By the 1960s responsibility was further spread with creation of the Bureau of Drug Abuse Control (BDAC) within the Department of Health, Education and Welfare. The BDAC was an attempt to control the growing misuse and diversion of prescription drugs, pharmacy thefts, and the illicit manufacture of drugs such as LSD, MDA, amphetamines, and methamphetamines. A number of indictments of BDAC and FBN agents for corrupt activities and misuse of office led President Lyndon B. Johnson, in 1968 to win congressional approval to merge the two agencies into the Bureau of Narcotics and Dangerous Drugs (BNDD) under the Department of Justice. According to the plan, the attorney general would have full authority and responsibility for enforcing the federal laws relating to narcotics and dangerous drugs, but would not oversee the U.S. Customs Service's continued investigation of drug smuggling cases at the nation's borders.

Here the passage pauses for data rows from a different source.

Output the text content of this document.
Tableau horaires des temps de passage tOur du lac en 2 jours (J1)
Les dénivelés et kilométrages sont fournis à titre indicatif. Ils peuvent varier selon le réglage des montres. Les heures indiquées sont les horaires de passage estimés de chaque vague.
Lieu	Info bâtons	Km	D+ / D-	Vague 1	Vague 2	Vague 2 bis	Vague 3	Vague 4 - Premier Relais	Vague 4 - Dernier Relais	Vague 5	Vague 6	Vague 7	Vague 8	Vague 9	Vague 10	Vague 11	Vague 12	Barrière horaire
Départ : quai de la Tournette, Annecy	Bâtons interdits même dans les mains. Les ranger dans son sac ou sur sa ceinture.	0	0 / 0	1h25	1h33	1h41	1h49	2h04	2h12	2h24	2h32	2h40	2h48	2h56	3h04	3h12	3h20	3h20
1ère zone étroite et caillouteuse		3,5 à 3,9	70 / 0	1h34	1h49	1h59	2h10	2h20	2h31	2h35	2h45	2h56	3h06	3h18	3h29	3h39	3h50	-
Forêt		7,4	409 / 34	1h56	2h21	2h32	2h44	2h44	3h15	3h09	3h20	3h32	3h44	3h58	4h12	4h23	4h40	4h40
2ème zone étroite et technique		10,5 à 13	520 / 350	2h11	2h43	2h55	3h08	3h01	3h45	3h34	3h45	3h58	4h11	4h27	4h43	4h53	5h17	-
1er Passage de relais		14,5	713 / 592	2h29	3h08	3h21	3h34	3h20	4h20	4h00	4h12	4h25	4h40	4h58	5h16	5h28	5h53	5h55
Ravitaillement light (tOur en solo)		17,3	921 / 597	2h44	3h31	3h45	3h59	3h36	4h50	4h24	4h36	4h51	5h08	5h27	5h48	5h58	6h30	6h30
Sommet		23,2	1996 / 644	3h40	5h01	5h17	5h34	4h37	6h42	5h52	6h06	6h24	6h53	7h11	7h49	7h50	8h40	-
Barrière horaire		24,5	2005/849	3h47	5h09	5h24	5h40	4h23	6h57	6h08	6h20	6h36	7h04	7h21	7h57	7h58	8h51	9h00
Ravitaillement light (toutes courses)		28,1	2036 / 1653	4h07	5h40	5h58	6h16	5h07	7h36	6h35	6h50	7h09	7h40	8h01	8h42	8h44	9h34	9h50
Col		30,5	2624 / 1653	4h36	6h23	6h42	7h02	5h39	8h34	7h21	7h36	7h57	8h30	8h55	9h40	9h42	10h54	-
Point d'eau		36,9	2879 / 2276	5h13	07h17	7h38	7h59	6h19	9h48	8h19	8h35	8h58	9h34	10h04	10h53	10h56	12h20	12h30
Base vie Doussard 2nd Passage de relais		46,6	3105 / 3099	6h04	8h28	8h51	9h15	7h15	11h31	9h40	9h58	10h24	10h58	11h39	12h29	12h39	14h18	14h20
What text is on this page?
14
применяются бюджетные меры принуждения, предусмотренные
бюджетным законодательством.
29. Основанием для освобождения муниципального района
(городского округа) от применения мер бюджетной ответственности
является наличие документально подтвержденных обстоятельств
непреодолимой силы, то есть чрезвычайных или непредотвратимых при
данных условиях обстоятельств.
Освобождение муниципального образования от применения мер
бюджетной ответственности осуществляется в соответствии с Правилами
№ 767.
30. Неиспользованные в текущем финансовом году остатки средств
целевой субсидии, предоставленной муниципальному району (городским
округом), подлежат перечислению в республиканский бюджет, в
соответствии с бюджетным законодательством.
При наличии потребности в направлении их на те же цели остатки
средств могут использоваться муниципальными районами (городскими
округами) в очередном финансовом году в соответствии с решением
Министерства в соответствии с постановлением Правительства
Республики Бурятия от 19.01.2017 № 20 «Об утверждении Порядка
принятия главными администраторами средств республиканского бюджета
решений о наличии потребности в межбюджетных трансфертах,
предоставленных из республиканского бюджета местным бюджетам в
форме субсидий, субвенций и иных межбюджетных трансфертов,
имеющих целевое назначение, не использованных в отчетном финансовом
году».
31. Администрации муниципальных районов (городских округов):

By the 1970s, BNDD had established offices in 14 foreign countries, including Turkey, Vietnam, and Mexico. But lines of authority continued to overlap and to confuse enforcement efforts. In January 1972, President Richard M. Nixon issued Executive Order 11641 creating the Office of Drug Abuse Law Enforcement (ODALE) within the Department of Justice. ODALE was proposed as an innovative approach to attacking drug distribution at the local level by concentrating federal resources to bear on street-level heroin pushers. Although ODALE was a means of setting up an independent group of enforcement officers under the direct control of the president, it also was viewed by the president's adversaries as a potential political vehicle for supporting a strong anticrime platform. A number of provisions of ODALE reinforced this view, including that the director served as both a special assistant attorney general and a special consultant to the president; that the office was designed to showcase a number of new crime-fighting tools, including use of no-knock warrants, Racketeer Influenced and Corrupt Organization, and special investigative grand juries; and that it had a sunset provision of 18 months, which would take it through the next election. Overzealous actions by some of the agents provided political ammunition for the opponents of the 1970 Controlled Substances Act and resulted in negative publicity for the BNDD based on its agents' involvement in ODALE task forces. By this time, task forces had become regular narcotics enforcement tools. In 1970, the New York Regional Office of BNDD had established the first joint narcotics task force in New York City, comprised of its agents, New York City Police Department officers, and New York State Police troopers.